Nancy: I'm very suspicious of the data showing fat people live longer. Like a lot of statistics you see on the net I suspect it doesn't correct for all factors. I suspect in this case its the family history factor. Many people with a bad family history are very focused on keeping their weight low in order to avoid the family problem. So, if your father and all your uncles died before sixty of a heart attack you are extra careful of your weight, but quite often the heredity gets you any how.

Steve Perry said...

And I guess I have to add this:

I don't think that people should be judged on things over which they have no control. No automatic strikes for gender, race, or body type. Changing sex or race is not easily accomplished -- Michael Jackson and the "man" who had a baby recently notwithstanding.
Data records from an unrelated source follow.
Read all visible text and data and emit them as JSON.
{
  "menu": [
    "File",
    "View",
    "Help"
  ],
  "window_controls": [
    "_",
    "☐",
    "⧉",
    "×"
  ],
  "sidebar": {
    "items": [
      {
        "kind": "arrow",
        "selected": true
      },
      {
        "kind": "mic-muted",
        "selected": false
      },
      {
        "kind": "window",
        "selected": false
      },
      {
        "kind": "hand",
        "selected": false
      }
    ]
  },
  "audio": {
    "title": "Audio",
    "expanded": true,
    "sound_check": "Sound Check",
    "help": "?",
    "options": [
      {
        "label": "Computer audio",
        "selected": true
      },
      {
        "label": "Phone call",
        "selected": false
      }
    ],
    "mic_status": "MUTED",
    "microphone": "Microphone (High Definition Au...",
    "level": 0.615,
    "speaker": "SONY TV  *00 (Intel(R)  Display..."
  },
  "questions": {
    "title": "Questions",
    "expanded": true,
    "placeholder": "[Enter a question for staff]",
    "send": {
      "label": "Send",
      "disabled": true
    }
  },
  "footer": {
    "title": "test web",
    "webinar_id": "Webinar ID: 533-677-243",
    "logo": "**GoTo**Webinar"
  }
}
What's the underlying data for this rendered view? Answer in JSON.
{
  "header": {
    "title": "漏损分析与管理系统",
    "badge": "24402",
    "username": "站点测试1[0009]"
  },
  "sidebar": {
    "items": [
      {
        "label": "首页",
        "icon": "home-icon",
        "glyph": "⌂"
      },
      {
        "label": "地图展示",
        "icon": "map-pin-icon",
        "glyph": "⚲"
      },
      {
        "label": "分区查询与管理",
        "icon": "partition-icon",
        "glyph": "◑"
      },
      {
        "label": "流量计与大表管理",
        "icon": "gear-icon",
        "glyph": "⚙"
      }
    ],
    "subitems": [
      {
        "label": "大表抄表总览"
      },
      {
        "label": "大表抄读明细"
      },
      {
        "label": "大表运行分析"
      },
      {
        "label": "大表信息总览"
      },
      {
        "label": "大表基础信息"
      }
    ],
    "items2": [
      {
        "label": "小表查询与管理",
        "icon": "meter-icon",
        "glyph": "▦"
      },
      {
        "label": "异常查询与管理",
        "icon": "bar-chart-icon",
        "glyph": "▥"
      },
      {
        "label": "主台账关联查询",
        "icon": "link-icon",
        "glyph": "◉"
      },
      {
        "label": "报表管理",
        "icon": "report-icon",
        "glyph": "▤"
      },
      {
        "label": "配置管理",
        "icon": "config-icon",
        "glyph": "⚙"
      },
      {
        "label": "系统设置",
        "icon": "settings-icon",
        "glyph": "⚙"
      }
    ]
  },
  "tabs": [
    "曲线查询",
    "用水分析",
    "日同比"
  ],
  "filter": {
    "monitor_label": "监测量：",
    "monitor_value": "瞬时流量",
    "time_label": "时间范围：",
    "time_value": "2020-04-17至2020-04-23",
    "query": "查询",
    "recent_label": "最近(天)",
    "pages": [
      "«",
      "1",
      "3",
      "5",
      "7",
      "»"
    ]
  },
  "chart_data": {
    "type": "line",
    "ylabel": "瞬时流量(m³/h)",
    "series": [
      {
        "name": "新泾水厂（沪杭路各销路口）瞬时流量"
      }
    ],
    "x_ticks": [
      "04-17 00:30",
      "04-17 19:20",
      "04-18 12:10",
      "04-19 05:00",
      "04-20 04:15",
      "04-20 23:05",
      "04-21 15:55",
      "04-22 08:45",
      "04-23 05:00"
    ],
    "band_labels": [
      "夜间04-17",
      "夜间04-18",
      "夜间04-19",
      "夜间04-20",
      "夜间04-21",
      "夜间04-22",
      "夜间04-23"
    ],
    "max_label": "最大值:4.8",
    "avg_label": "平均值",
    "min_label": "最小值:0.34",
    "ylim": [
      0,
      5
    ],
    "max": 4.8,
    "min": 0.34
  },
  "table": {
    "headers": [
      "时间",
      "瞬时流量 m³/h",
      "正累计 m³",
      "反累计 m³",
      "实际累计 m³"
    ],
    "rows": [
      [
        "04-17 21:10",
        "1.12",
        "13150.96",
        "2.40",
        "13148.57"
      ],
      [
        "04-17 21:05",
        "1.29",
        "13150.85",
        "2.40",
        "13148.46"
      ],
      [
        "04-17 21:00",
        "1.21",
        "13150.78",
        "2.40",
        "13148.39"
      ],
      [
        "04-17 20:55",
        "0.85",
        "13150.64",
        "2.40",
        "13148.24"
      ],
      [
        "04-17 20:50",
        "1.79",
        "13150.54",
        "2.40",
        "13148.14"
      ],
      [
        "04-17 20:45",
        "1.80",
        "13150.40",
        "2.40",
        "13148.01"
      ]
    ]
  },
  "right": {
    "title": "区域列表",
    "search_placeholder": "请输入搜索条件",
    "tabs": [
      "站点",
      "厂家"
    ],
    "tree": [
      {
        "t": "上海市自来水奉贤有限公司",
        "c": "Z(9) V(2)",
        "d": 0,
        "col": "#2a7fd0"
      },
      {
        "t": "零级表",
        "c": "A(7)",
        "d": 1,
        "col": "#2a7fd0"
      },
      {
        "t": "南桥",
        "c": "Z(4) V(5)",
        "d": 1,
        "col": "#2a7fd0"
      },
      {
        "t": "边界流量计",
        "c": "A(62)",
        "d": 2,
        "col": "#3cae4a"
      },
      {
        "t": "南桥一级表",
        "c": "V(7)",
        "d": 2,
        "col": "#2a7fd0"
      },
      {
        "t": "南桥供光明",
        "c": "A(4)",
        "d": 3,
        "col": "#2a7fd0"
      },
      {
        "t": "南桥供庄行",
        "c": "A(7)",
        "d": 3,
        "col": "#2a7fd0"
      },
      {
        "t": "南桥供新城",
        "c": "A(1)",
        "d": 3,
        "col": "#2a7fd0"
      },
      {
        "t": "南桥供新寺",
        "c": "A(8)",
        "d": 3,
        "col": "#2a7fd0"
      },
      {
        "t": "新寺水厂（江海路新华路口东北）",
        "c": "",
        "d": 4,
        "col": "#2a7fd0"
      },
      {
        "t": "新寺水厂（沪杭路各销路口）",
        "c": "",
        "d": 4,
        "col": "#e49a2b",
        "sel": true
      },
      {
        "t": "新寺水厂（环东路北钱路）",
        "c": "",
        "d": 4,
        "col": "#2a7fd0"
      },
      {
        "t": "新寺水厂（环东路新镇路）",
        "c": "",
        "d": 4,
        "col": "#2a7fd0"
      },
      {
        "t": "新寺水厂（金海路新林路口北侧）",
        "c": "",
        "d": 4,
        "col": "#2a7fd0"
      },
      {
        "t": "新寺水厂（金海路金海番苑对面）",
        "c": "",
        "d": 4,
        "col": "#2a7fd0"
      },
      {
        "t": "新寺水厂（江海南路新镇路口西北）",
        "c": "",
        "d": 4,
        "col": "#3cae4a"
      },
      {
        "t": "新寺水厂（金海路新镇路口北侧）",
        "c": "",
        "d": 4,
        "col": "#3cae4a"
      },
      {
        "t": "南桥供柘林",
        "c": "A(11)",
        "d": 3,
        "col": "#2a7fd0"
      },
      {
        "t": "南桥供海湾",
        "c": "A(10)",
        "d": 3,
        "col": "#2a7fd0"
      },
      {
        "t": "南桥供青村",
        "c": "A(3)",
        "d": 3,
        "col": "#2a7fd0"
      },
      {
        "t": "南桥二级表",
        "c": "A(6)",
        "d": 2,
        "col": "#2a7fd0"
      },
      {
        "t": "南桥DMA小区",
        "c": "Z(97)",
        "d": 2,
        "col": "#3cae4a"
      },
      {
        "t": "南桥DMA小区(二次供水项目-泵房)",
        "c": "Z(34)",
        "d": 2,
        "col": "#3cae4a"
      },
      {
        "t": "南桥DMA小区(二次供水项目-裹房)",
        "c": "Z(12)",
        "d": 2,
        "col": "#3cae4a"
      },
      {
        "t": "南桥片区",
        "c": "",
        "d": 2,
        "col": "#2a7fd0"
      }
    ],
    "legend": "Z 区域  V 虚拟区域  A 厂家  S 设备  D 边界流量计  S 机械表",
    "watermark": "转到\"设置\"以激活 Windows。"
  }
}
But I also have to say that the term "fat acceptance movement" strikes me like "cigarette acceptance movement," or "It's Okay to be an Alcoholic."

One may always have the genetic tendency to be obese or alcoholic, but those diseases are treatable.
There is a choice. People know it, and when they see somebody who is morbidly obese or a falling-down drunk, they will make judgments based on those things. They won't always be right, but they will do it.

You live in our society, you know it's true and it doesn't seem to be going away. Maybe when everybody is tea-colored and all of us overweight, it will.